Es begann als Scherz.In der Ausgabe vom 26. Juli 2015 von ABCs „This Week“ antwortete Haberman auf die Behauptung des Abgeordneten Keith Ellison, Trump könne die GOP-Nominierung gewinnen, indem er sich praktisch vor Lachen verdoppelte. Wie sie später zugab, gab Haberman auch die Trump-Ankündigung weiter, weil sie annahm, es sei eine Farce.

Möglicherweise hat sie dadurch ihre Lektion überlernt.Als gebürtiger New Yorker ist Trump besessen von der Times und ihrer Berichterstattung über ihn. Während er also ständig das vermeintlich „scheiternde“ Papier ableitet, ist er immer offen für Gespräche mit Maggie.Trumps New York Times Interviews sind ein klares und ärgerliches Fenster in diese Beziehung. Haberman nutzt sein Bedürfnis nach Validierung für den Zugriff, was zu spontanen Gesprächen führt, die Schlagzeilen erzeugen, aber nicht unter der Oberfläche graben.

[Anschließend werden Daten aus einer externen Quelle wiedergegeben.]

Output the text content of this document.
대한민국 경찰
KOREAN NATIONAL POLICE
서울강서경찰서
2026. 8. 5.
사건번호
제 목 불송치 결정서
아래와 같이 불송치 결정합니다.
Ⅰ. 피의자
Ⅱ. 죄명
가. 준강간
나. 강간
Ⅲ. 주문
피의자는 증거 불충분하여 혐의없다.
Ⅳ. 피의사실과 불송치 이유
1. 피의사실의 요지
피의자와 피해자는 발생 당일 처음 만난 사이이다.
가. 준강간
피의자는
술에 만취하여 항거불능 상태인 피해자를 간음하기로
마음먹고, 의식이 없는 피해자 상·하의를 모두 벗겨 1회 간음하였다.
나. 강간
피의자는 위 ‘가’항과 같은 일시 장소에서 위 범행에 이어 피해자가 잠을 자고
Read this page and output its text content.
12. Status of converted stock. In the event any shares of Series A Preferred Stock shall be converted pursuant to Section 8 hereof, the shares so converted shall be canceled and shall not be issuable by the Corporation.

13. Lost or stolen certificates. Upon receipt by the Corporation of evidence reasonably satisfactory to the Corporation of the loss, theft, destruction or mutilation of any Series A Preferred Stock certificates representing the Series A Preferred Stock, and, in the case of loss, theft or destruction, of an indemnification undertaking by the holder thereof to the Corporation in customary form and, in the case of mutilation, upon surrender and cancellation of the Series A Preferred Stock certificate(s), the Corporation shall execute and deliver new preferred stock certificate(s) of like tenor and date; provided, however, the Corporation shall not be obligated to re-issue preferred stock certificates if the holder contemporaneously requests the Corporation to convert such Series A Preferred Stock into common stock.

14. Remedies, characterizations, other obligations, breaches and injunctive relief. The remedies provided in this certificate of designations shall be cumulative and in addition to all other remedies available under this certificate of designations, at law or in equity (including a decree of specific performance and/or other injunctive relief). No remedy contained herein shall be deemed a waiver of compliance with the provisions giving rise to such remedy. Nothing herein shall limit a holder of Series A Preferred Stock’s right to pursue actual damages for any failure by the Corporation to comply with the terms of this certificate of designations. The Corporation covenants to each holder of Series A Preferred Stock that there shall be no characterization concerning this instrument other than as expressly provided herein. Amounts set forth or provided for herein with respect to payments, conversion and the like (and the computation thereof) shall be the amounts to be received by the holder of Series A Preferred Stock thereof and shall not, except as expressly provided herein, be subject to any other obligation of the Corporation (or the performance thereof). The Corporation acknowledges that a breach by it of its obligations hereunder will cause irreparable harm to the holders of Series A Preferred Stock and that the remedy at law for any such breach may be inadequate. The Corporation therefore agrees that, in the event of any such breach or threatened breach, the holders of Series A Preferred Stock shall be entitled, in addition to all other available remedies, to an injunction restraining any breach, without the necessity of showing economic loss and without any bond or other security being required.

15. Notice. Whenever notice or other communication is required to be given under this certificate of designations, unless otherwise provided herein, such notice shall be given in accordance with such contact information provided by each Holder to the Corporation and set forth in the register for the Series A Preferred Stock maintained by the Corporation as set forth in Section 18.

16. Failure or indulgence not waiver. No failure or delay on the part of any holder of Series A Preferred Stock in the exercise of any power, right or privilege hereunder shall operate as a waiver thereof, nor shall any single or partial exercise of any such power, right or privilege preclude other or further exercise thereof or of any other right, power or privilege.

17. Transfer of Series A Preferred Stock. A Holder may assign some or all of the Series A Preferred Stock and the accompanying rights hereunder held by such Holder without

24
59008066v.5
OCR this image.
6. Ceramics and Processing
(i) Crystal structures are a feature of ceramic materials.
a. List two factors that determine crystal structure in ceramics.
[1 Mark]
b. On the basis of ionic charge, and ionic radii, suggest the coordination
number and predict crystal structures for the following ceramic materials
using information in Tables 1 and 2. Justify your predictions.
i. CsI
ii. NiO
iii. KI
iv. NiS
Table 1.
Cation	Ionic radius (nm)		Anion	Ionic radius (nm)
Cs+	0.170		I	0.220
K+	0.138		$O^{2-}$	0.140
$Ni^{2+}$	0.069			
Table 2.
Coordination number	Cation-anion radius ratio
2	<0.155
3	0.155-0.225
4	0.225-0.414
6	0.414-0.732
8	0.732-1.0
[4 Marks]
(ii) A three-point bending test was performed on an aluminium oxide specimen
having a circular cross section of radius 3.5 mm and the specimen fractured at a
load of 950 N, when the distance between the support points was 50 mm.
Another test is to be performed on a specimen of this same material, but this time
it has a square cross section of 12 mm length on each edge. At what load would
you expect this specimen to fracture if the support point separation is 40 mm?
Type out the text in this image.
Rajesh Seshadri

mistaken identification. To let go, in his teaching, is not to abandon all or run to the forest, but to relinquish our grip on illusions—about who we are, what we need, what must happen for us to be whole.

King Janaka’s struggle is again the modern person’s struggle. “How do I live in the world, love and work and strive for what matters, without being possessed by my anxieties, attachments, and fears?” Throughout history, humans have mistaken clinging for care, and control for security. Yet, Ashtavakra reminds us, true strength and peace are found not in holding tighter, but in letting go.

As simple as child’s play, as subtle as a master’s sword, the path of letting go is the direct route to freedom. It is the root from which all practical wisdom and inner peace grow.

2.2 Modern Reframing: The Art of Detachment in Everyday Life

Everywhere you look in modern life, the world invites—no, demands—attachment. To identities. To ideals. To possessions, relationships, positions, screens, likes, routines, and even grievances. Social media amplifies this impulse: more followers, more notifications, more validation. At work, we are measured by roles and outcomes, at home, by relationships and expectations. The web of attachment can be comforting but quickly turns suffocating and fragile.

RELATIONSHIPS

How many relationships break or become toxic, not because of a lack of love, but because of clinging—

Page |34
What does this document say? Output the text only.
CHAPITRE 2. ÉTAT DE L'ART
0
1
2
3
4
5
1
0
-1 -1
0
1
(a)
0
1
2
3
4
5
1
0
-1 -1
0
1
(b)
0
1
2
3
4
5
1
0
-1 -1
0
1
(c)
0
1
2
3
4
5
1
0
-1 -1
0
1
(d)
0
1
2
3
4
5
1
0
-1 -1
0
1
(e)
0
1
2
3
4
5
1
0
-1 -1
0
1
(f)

Ein Blick auf das Transkript zeigt keine harten Fragen, tatsächlich gibt es oft nicht einmal eine Frage. Stattdessen wird Trump ein Thema präsentiert und darf Freestyle spielen. Er oszilliert häufig zwischen On und off the Record sowie On und off Topic. Als es vorbei ist, hat die Times einen empörenden, aber banalen Kommentar von Trump.

Darüber hinaus ist Habermans Twitter-Feed ein Hauptdokument für die „Teflon Don“ -Theorie.

Sie wird oft darauf hinweisen, wie ein kontroverser Kommentar oder eine kontroverse Handlung in seinen Hintergrund passt, aber immer mit einem Subtext des Fatalismus. Sie benimmt sich wie im Refrain eines griechischen Stücks, entfernt von der Handlung und ohne die Fähigkeit, die Realität zu beeinflussen.

Der ärgerlichste Aspekt von all dem mag jedoch die Verachtung sein, die Journalisten wie Haberman für diejenigen in den Bereichen Analyse und Meinung haben. Erst diese Woche haben wir gesehen, wie sie am neuesten Kapitel in The feud between the Times und Nate Silver teilgenommen hat.

Während Silver seine eigenen Messungen vorgenommen hat, haben Haberman und ihre Kollegen dies jedoch nicht getan. Ich meine nicht, Trump zuerst nicht ernst zu nehmen. Stattdessen beziehe ich mich auf unbestätigte implizite Vorurteile.Geben Sie Trump und seiner Familie eine bessere Abdeckung, weil sie (im Gegensatz zu den Clintons) Ihre Anrufe zurückgeben. Ihn und seine Klicks zu verfolgen, ohne Rücksicht darauf, was es mit dem Land macht. Sorgen Sie sich darum, ob weiße Trump-Wähler der Arbeiterklasse Sie eher als elitär betrachten als als diejenigen, die unter seiner Politik leiden werden.

Um es klar zu sagen, dies ist heute ein weit verbreitetes Problem unter allen Access-Journalisten. Ich hebe Haberman nur wegen ihrer Bekanntheit und ihres Einflusses hervor. Wenn Bob Woodward von 1972 heute existieren würde, würde er Leckerbissen von Kongressmitarbeitern twittern, anstatt sich mit der Kriminalität des Präsidenten zu befassen.Der New Yorker Redakteur David Remnick erklärt, dass das Ziel des Journalismus darin bestehen sollte, „Druck auf die Macht auszuüben.“ Dutzende von Stücken (darunter viele aus der Times) haben dies getan.

Trotzdem fühlen sich die größten Stars in den einflussreichsten Outlets immer noch verpflichtet, alles zu vermeiden, was nach Analyse oder Meinung riecht. Wenn Sie jedoch zulassen, dass Ihre Stimme die Stimme dessen wird, über den Sie berichten, was bringt es dann, überhaupt etwas zu sagen?Nick Field, der ehemalige Chefredakteur von PoliticsPA, ist ein häufiger PennLive-Meinungsbeitrag. Er schreibt aus Bristol, Pa.